And thrillers don’t come much more adult than her dark, disturbing and full-on debut, a riotous, profanity-filled tale of psychopathic obsession, graphic violence and revenge killings, all delivered by a devilish sleight of hand and with a wicked brand of outrageous black humour.
Unsurprisingly, the TV rights for Sweetpea – dubbed American Psycho meets Fleabag – have already been sold to See-Saw Films, producers of the Emmy Award-winning series Top of the Lake and Oscar-nominated film Lion, in a major deal.
Centre stage is the unforgettable Rhiannon Lewis, a seemingly average girl-next-door who hides her lethal psychopathic tendencies behind a façade of soulless evenings with a group of gossiping girlfriends, dutiful subservience to her secretly despised work colleagues and hours of stale normality with her cheating boyfriend.

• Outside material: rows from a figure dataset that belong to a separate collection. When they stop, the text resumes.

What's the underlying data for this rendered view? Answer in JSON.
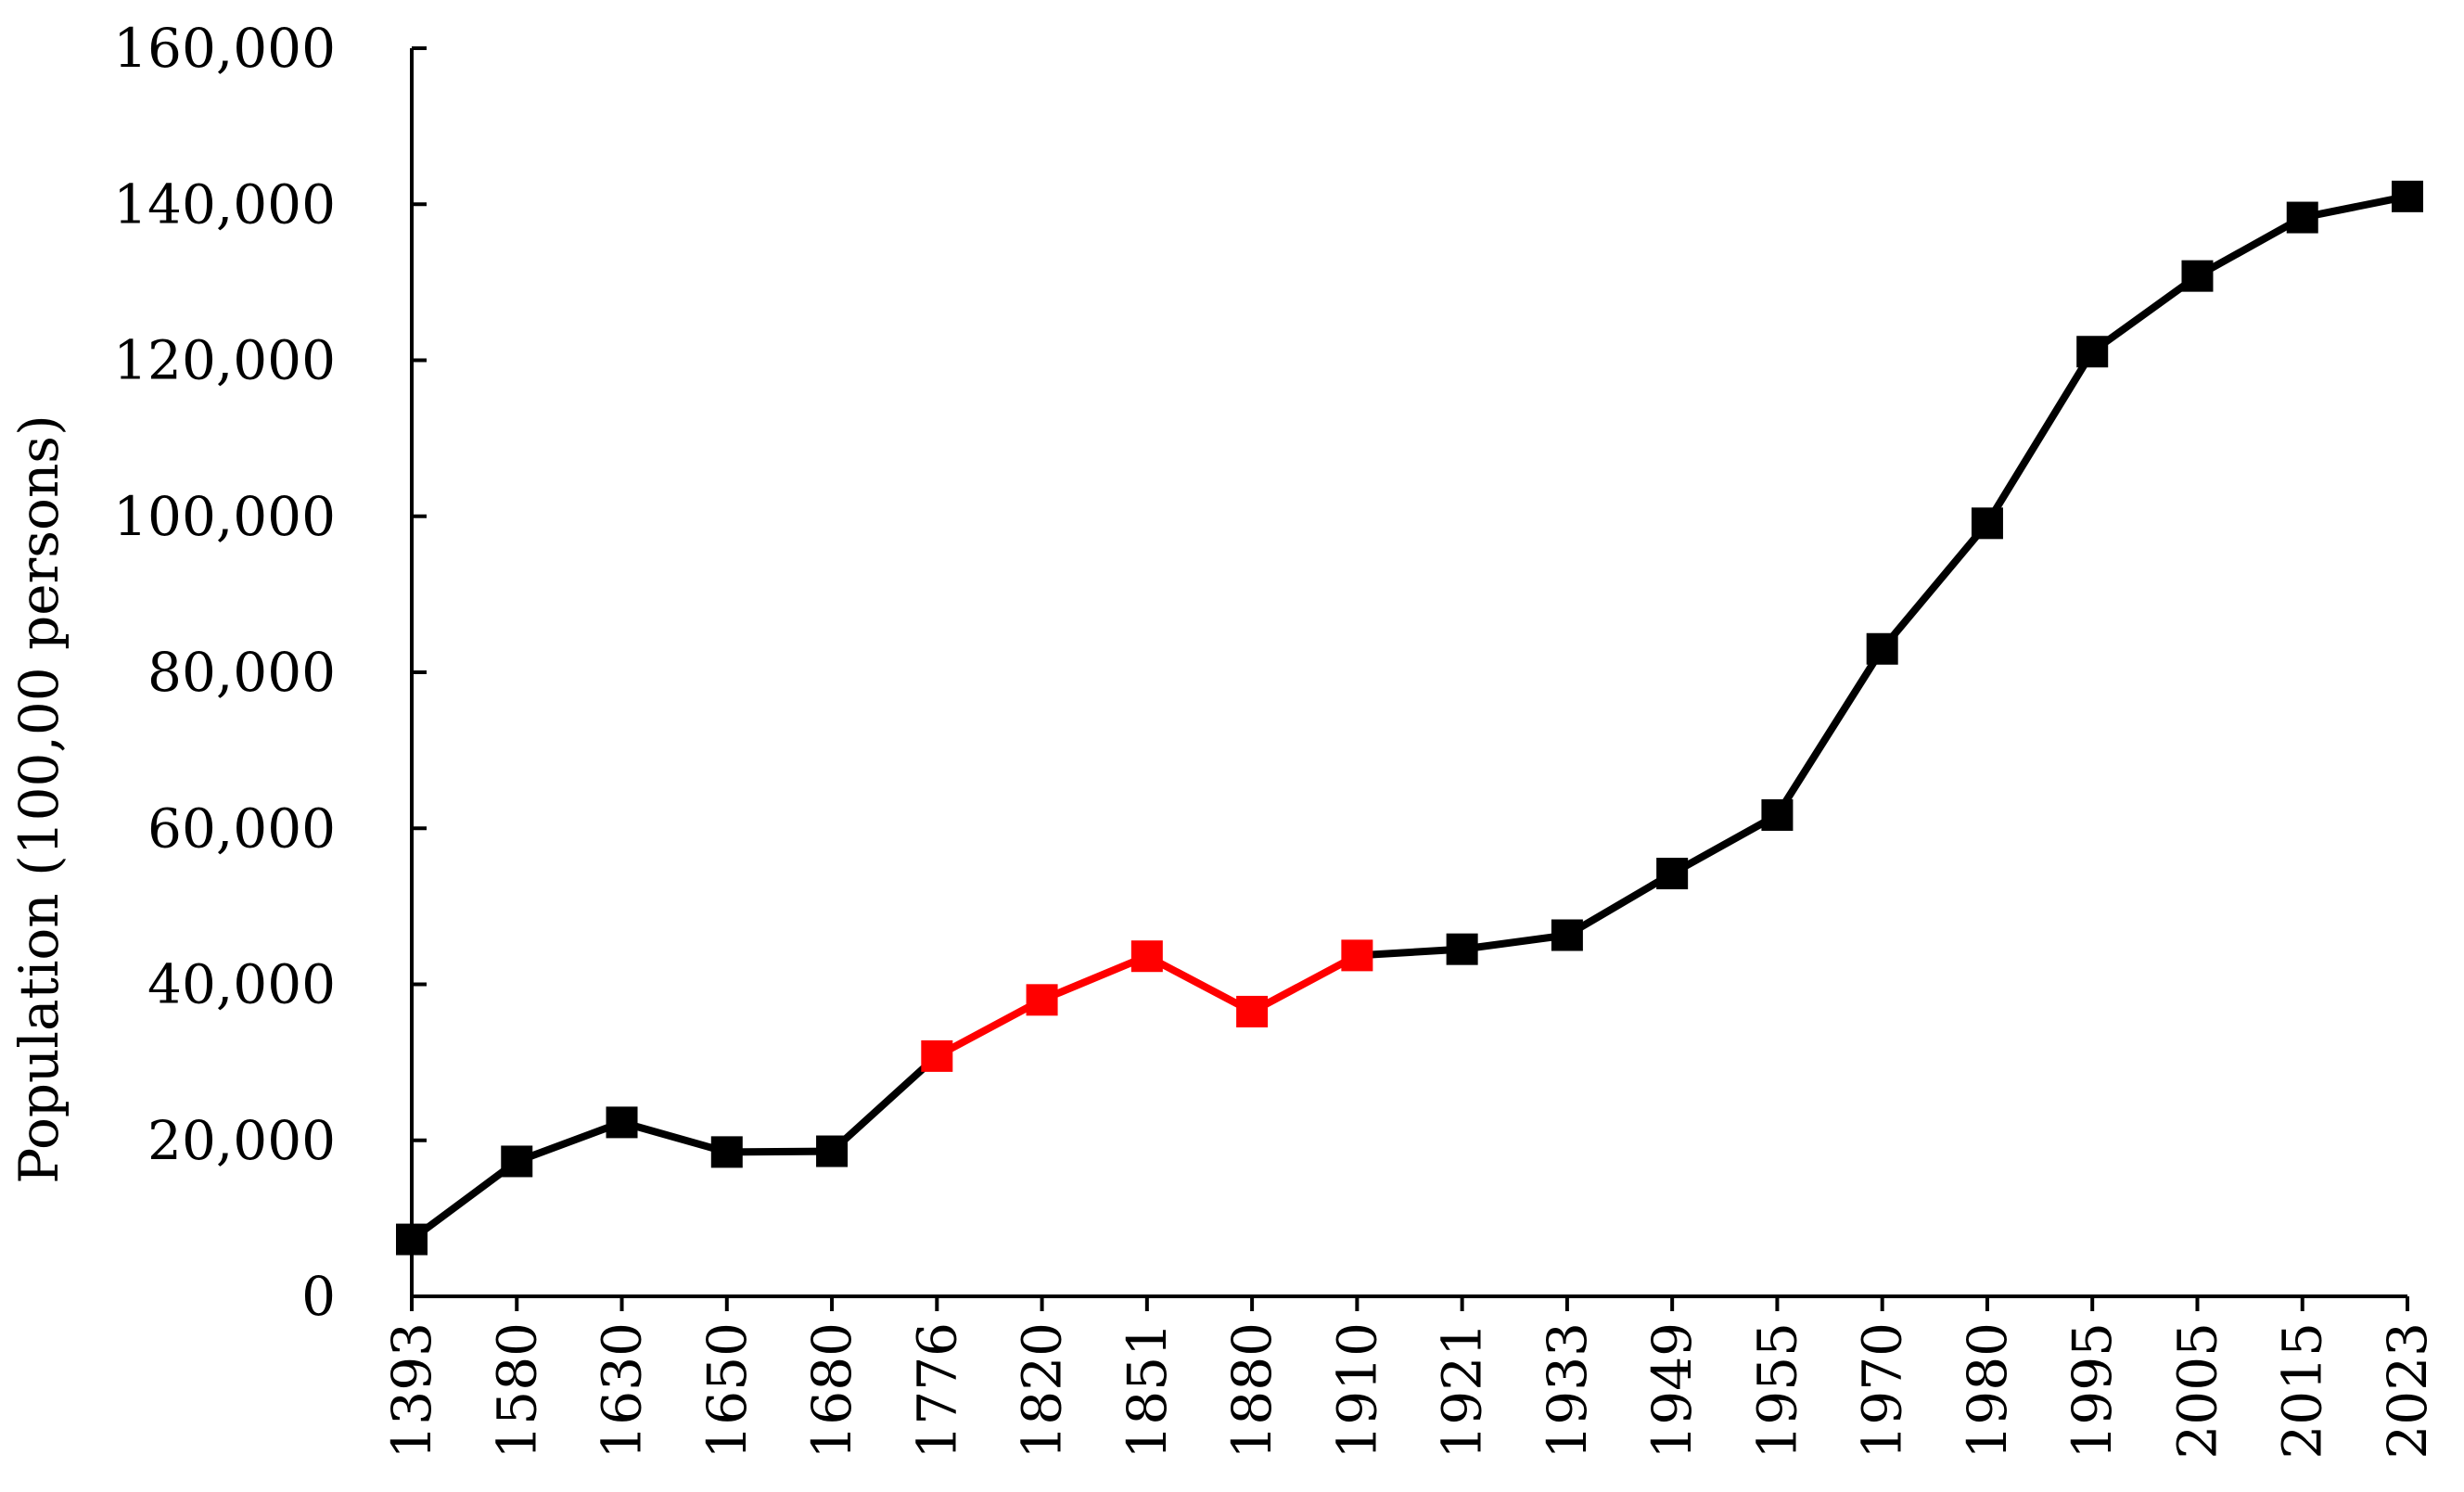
{
  "chart_data": {
    "type": "line",
    "title": "",
    "xlabel": "",
    "ylabel": "Population (100,00 persons)",
    "categories": [
      "1393",
      "1580",
      "1630",
      "1650",
      "1680",
      "1776",
      "1820",
      "1851",
      "1880",
      "1910",
      "1921",
      "1933",
      "1949",
      "1955",
      "1970",
      "1980",
      "1995",
      "2005",
      "2015",
      "2023"
    ],
    "values": [
      7300,
      17300,
      22300,
      18500,
      18600,
      30800,
      38000,
      43600,
      36500,
      43700,
      44500,
      46300,
      54200,
      61700,
      83000,
      99100,
      121100,
      130800,
      138300,
      141000
    ],
    "highlight_range": [
      "1776",
      "1910"
    ],
    "colors": {
      "base": "#000000",
      "highlight": "#ff0000"
    },
    "ylim": [
      0,
      160000
    ],
    "yticks": [
      0,
      20000,
      40000,
      60000,
      80000,
      100000,
      120000,
      140000,
      160000
    ],
    "ytick_labels": [
      "0",
      "20,000",
      "40,000",
      "60,000",
      "80,000",
      "100,000",
      "120,000",
      "140,000",
      "160,000"
    ],
    "grid": false,
    "legend": "none",
    "marker": "square"
  }
}
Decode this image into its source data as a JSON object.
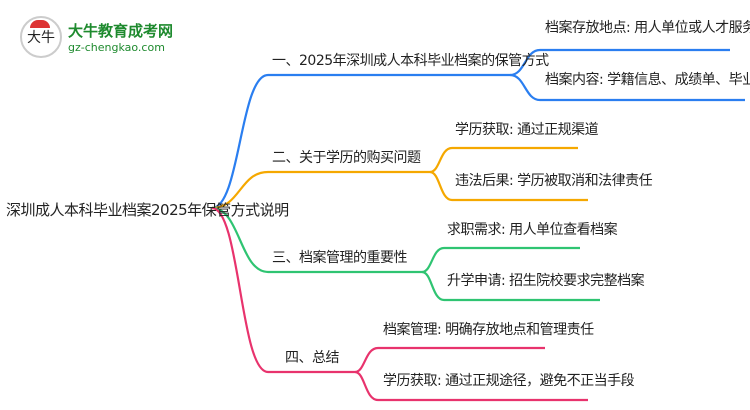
{
  "logo": {
    "name": "大牛教育成考网",
    "url": "gz-chengkao.com",
    "mark": "大牛"
  },
  "root": "深圳成人本科毕业档案2025年保管方式说明",
  "colors": {
    "blue": "#2a7ef0",
    "orange": "#f5a800",
    "green": "#2fc472",
    "pink": "#e8336d"
  },
  "branches": [
    {
      "label": "一、2025年深圳成人本科毕业档案的保管方式",
      "leaves": [
        "档案存放地点: 用人单位或人才服务中心",
        "档案内容: 学籍信息、成绩单、毕业论文成绩"
      ]
    },
    {
      "label": "二、关于学历的购买问题",
      "leaves": [
        "学历获取: 通过正规渠道",
        "违法后果: 学历被取消和法律责任"
      ]
    },
    {
      "label": "三、档案管理的重要性",
      "leaves": [
        "求职需求: 用人单位查看档案",
        "升学申请: 招生院校要求完整档案"
      ]
    },
    {
      "label": "四、总结",
      "leaves": [
        "档案管理: 明确存放地点和管理责任",
        "学历获取: 通过正规途径，避免不正当手段"
      ]
    }
  ]
}
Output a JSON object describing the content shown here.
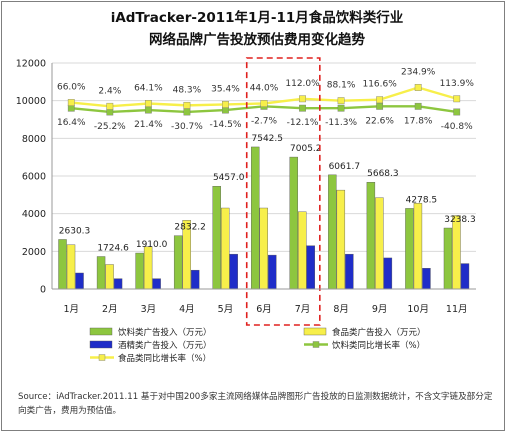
{
  "chart_data": {
    "type": "bar",
    "title_line1": "iAdTracker-2011年1月-11月食品饮料类行业",
    "title_line2": "网络品牌广告投放预估费用变化趋势",
    "categories": [
      "1月",
      "2月",
      "3月",
      "4月",
      "5月",
      "6月",
      "7月",
      "8月",
      "9月",
      "10月",
      "11月"
    ],
    "ylim": [
      0,
      12000
    ],
    "yticks": [
      "0",
      "2000",
      "4000",
      "6000",
      "8000",
      "10000",
      "12000"
    ],
    "grid": true,
    "highlight_categories": [
      "6月",
      "7月"
    ],
    "series": [
      {
        "name": "饮料类广告投入（万元）",
        "kind": "bar",
        "color": "#8dc63f",
        "values": [
          2630.3,
          1724.6,
          1910.0,
          2832.2,
          5457.0,
          7542.5,
          7005.2,
          6061.7,
          5668.3,
          4278.5,
          3238.3
        ],
        "labels": [
          "2630.3",
          "1724.6",
          "1910.0",
          "2832.2",
          "5457.0",
          "7542.5",
          "7005.2",
          "6061.7",
          "5668.3",
          "4278.5",
          "3238.3"
        ]
      },
      {
        "name": "食品类广告投入（万元）",
        "kind": "bar",
        "color": "#f7ef4a",
        "values": [
          2350,
          1300,
          2250,
          3650,
          4300,
          4300,
          4100,
          5250,
          4850,
          4550,
          3900
        ]
      },
      {
        "name": "酒精类广告投入（万元）",
        "kind": "bar",
        "color": "#1f2dc8",
        "values": [
          850,
          550,
          550,
          1000,
          1850,
          1800,
          2300,
          1850,
          1650,
          1100,
          1350
        ]
      },
      {
        "name": "饮料类同比增长率（%）",
        "kind": "line",
        "color": "#8dc63f",
        "marker": "square",
        "values": [
          9600,
          9400,
          9500,
          9400,
          9500,
          9700,
          9600,
          9600,
          9700,
          9700,
          9400
        ],
        "labels": [
          "16.4%",
          "-25.2%",
          "21.4%",
          "-30.7%",
          "-14.5%",
          "-2.7%",
          "-12.1%",
          "-11.3%",
          "22.6%",
          "17.8%",
          "-40.8%"
        ]
      },
      {
        "name": "食品类同比增长率（%）",
        "kind": "line",
        "color": "#f7ef4a",
        "marker": "square",
        "values": [
          9900,
          9700,
          9850,
          9750,
          9800,
          9850,
          10100,
          10000,
          10050,
          10700,
          10100
        ],
        "labels": [
          "66.0%",
          "2.4%",
          "64.1%",
          "48.3%",
          "35.4%",
          "44.0%",
          "112.0%",
          "88.1%",
          "116.6%",
          "234.9%",
          "113.9%"
        ]
      }
    ]
  },
  "source_note": "Source：iAdTracker.2011.11 基于对中国200多家主流网络媒体品牌图形广告投放的日监测数据统计，不含文字链及部分定向类广告，费用为预估值。"
}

What none of them know is that Rhiannon is a compulsive serial killer who makes diary lists of those she would like to see dead… from the man on the Lidl checkout who always mishandles her apples to the guy in a Wales rugby shirt who tried to chat her up, these are just some of the people who have got it coming.
Although her childhood was haunted by an infamous crime, Rhiannon’s life appears to be normal now that her celebrity has dwindled. She is settled into suburban life with her dull boyfriend Craig and her little dog Tink, and enjoys secretly playing with her Sylvanian families.
By day, she finds her job as an editorial assistant at a ‘local snooze paper’ demeaning and unsatisfying, and in the evenings she dutifully listens to her friends’ plans for marriage and babies but only to keep up her ‘façade of normality.’
‘To function properly in society, you have to have people around you,’ she tells us, but what she really likes is to list ways she can kill people she doesn’t like ‘without getting caught.’
Whether it’s people who eat with their mouths open, those who pronounce ‘h’ as ‘haitch’ or the man in Lycra shorts who barged past her to the last seat on the Tube, Rhiannon has them in her sights.
As the lists grow longer and the body count mounts, Rhiannon forms an unexpected relationship that could make her vulnerable… can the girl everyone overlooks carry on getting away with murder?
This gloriously bleak and black-souled story is certainly not for the squeamish or the faint-hearted, but for those who find themselves laughing out loud with Rhiannon’s salacious but seductive fantasies, obscene observations and dry-as-bones witticisms, Sweetpea is a guilty pleasure.
Written in the form of Rhiannon’s diary entries, we follow her extraordinary and fast-moving thought processes through a tide of recriminations, a sea of bloody revenge and a slow unfolding of the notorious crime that tipped our killer queen from standard to psycho.
Brutal, bone-crunching, enthralling and entertaining, Sweetpea is as brilliant as it is shocking, and marks a fascinating turning point for a young and vibrant author.